Imagine a world where we still celebrated our various national and cultural heritages, but not in nationalistic, exclusionary ways. All of our xenophobic "independence" marches would be downplayed (sorry old soldiers), so we all could explicitly celebrate our knowledge that we are one species, clinging to a rock spinning through space, governed by laws of physics we only partially understand. (My 11-year-old, Aidan, prefers the Flaming Lips version of this image, and sings it frequently, something about the "illusion of the sun going down" when it's really just the "earth spinning 'round."

A long time ago, when I was very young, I read "The Challenge of Man's Future" by Harrison Brown. I think he wrote that book in 1954, long before the first "energy crisis" here in America, where today a fancy 1955 dark-green Buick with whitewalls sat with a flag affixed to its aerial in the town near where I ate breakfast. Brown speculated that we would have to unlock the hidden stores of energy in wind, rocks, and waves in order to survive as a species.

His words were prescient.

So much of what I've written here has been extremely personal, which is not my main desire as a writer. Yet it is equally true that we need to recognize and honor our interdependence in both the personal and the social realms. That has been my plea all along. Just keep relating--don't abandon those you care about, including people you've never met.

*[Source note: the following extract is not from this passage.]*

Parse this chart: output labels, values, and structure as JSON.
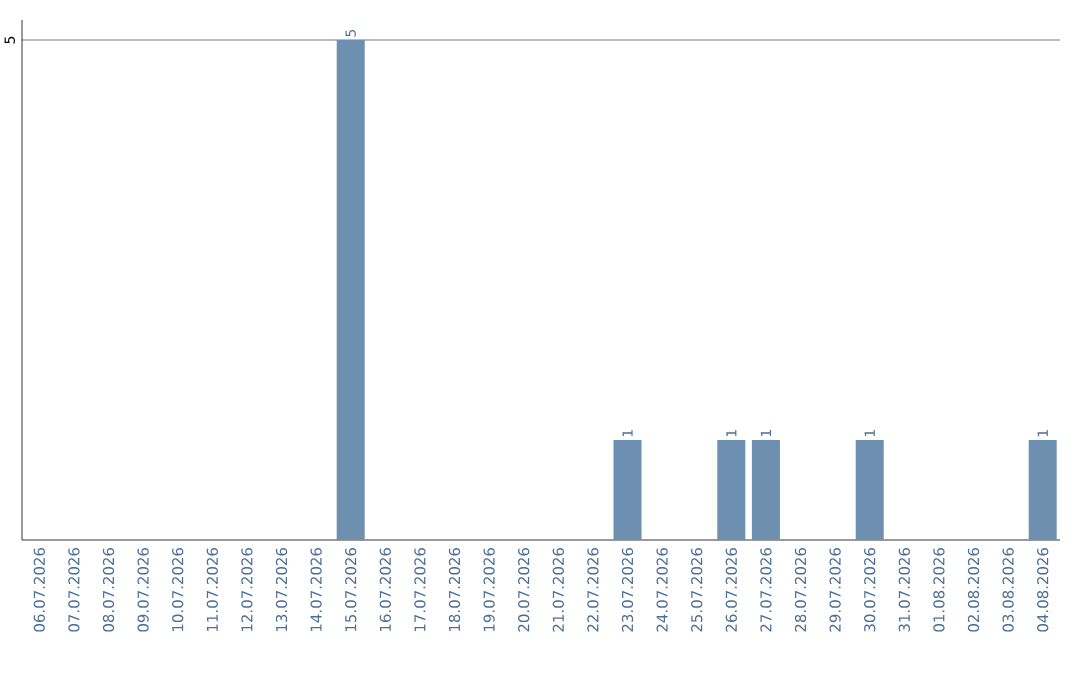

I seldom mention this directly, but from an early, early age, I witnessed and felt the tragic awfulness of sudden losses of some of the people my family loved. My father's family, in particular, suffered a series of tragedies when I was an impressionable boy -- sudden deaths in accidents, mainly, and then from diseases that stole relatives away prematurely.

My father's own father, for whom I am named, died when my Dad was only eight. He and I both know the silence death brings. You keep talking but they never answer.

It is the silent living who truly torture me. Like a blind man, I can only hear those who speak, even if I otherwise sense your presence, using my sixth sense. Who would observe me but remain silent and why? I don't want to be only seen and heard; I need to be spoken to and held.

One of the most important poems I read as a boy was Robert Frost's Stopping By Woods on a Snowy Evening:

The woods are lovely, dark and deep,
But I have promises to keep,
And miles to go before I sleep, etc.


An old friend recently told me, that (like Dylan), I have always been an old soul, too. I can only hope my littlest boy navigates around the meaning of that verse better than I have, should the reasons not to prove to overwhelm all the reasons why.